The bash tips drawings by Julia Evans caused me to test all my Bash scripts using ShellCheck.
I found good tips how to program better Bash scripts.
Except for always quote your variables:
$ shellcheck script.sh
In script.sh line xyz:
sudo $RM $dir
^-- SC2086: Double quote to prevent globbing and word splitting.

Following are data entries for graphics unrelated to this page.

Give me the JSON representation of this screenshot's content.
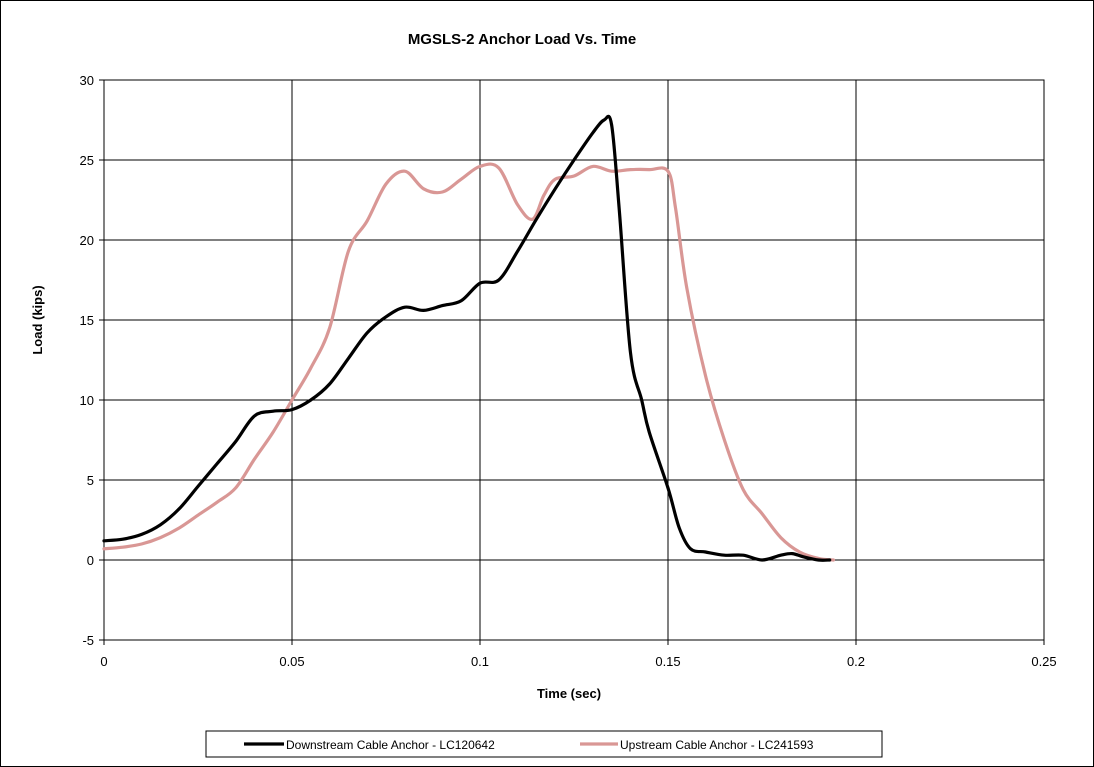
{
  "chart_data": {
    "type": "line",
    "title": "MGSLS-2 Anchor Load Vs. Time",
    "xlabel": "Time (sec)",
    "ylabel": "Load (kips)",
    "xlim": [
      0,
      0.25
    ],
    "ylim": [
      -5,
      30
    ],
    "x_ticks": [
      "0",
      "0.05",
      "0.1",
      "0.15",
      "0.2",
      "0.25"
    ],
    "y_ticks": [
      "-5",
      "0",
      "5",
      "10",
      "15",
      "20",
      "25",
      "30"
    ],
    "grid": true,
    "legend_position": "bottom",
    "colors": {
      "downstream": "#000000",
      "upstream": "#d99795"
    },
    "series": [
      {
        "name": "Downstream Cable Anchor - LC120642",
        "color": "#000000",
        "x": [
          0,
          0.005,
          0.01,
          0.015,
          0.02,
          0.025,
          0.03,
          0.035,
          0.04,
          0.045,
          0.05,
          0.055,
          0.06,
          0.065,
          0.07,
          0.075,
          0.08,
          0.085,
          0.09,
          0.095,
          0.1,
          0.105,
          0.11,
          0.115,
          0.12,
          0.125,
          0.13,
          0.133,
          0.135,
          0.137,
          0.14,
          0.143,
          0.145,
          0.15,
          0.153,
          0.156,
          0.16,
          0.165,
          0.17,
          0.175,
          0.18,
          0.183,
          0.186,
          0.19,
          0.193
        ],
        "values": [
          1.2,
          1.3,
          1.6,
          2.2,
          3.2,
          4.6,
          6.0,
          7.4,
          9.0,
          9.3,
          9.4,
          10.0,
          11.0,
          12.6,
          14.2,
          15.2,
          15.8,
          15.6,
          15.9,
          16.2,
          17.3,
          17.5,
          19.3,
          21.3,
          23.2,
          25.0,
          26.7,
          27.5,
          27.2,
          22.0,
          13.0,
          10.0,
          8.0,
          4.5,
          2.0,
          0.7,
          0.5,
          0.3,
          0.3,
          0.0,
          0.3,
          0.4,
          0.2,
          0.0,
          0.0
        ]
      },
      {
        "name": "Upstream Cable Anchor - LC241593",
        "color": "#d99795",
        "x": [
          0,
          0.005,
          0.01,
          0.015,
          0.02,
          0.025,
          0.03,
          0.035,
          0.04,
          0.045,
          0.05,
          0.055,
          0.06,
          0.065,
          0.07,
          0.075,
          0.08,
          0.085,
          0.09,
          0.095,
          0.1,
          0.105,
          0.11,
          0.114,
          0.117,
          0.12,
          0.125,
          0.13,
          0.135,
          0.14,
          0.145,
          0.15,
          0.152,
          0.155,
          0.16,
          0.165,
          0.17,
          0.175,
          0.18,
          0.185,
          0.19,
          0.194
        ],
        "values": [
          0.7,
          0.8,
          1.0,
          1.4,
          2.0,
          2.8,
          3.6,
          4.5,
          6.3,
          8.0,
          10.0,
          12.0,
          14.5,
          19.3,
          21.2,
          23.5,
          24.3,
          23.2,
          23.0,
          23.8,
          24.6,
          24.5,
          22.2,
          21.3,
          22.8,
          23.8,
          24.0,
          24.6,
          24.3,
          24.4,
          24.4,
          24.3,
          22.0,
          17.0,
          11.5,
          7.5,
          4.4,
          2.9,
          1.4,
          0.5,
          0.1,
          0.0
        ]
      }
    ]
  }
}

I changed this without thinking about it to
$ sudo "$RM" $dir
This is bad because RM
looked like this: RM="rm -rfd"
.
Running the script then caused this error:
sudo: rm -rfd: command not found
The programm Bash like to execute in this case is rm -rfd
. But there is no programm called rm -rfd
. The programm to execute is rm
. Not rm -rfd
. -rfd
are only programm arguments. A better way could be this:
$ RM="rm"
$ RM_OPTS="-rfd"
...
$ sudo "${RM}" ${RM_OPTS} $dir
Note that ${RM_OPTS}
has no quotes. Otherwise it would not work with RM_OPTS="-r -f -d"
and double-quoted ${RM_OPTS}
like this: sudo "${RM}" "${RM_OPTS}" $dir
. It’s the same problem. This would cause Bash to give -r -f -d
as one single argument. But rm
like to have each argument separated.
Anyway, unless you need it that complex do not do it.
I changed everything to like this:
$ sudo rm -rfd "$dir"
It always depends on the use case:
$ git add $files
While files
is a string with multiple files like file1 file2
, I do not want to double quote $files
. Each file must be a separate argument.
If you have a Git Commit Message in a variable you want double quotes:
$ msg="This is my commit message."
$ git commit -m "$msg"
Conclusion
Always quote your variables is not for general usage. It’s a good approach for some variables holding paths, but it always depends on the use case. You should not pack too much stuff into variables. Even if there are many usages and duplicate code. Keep it simple.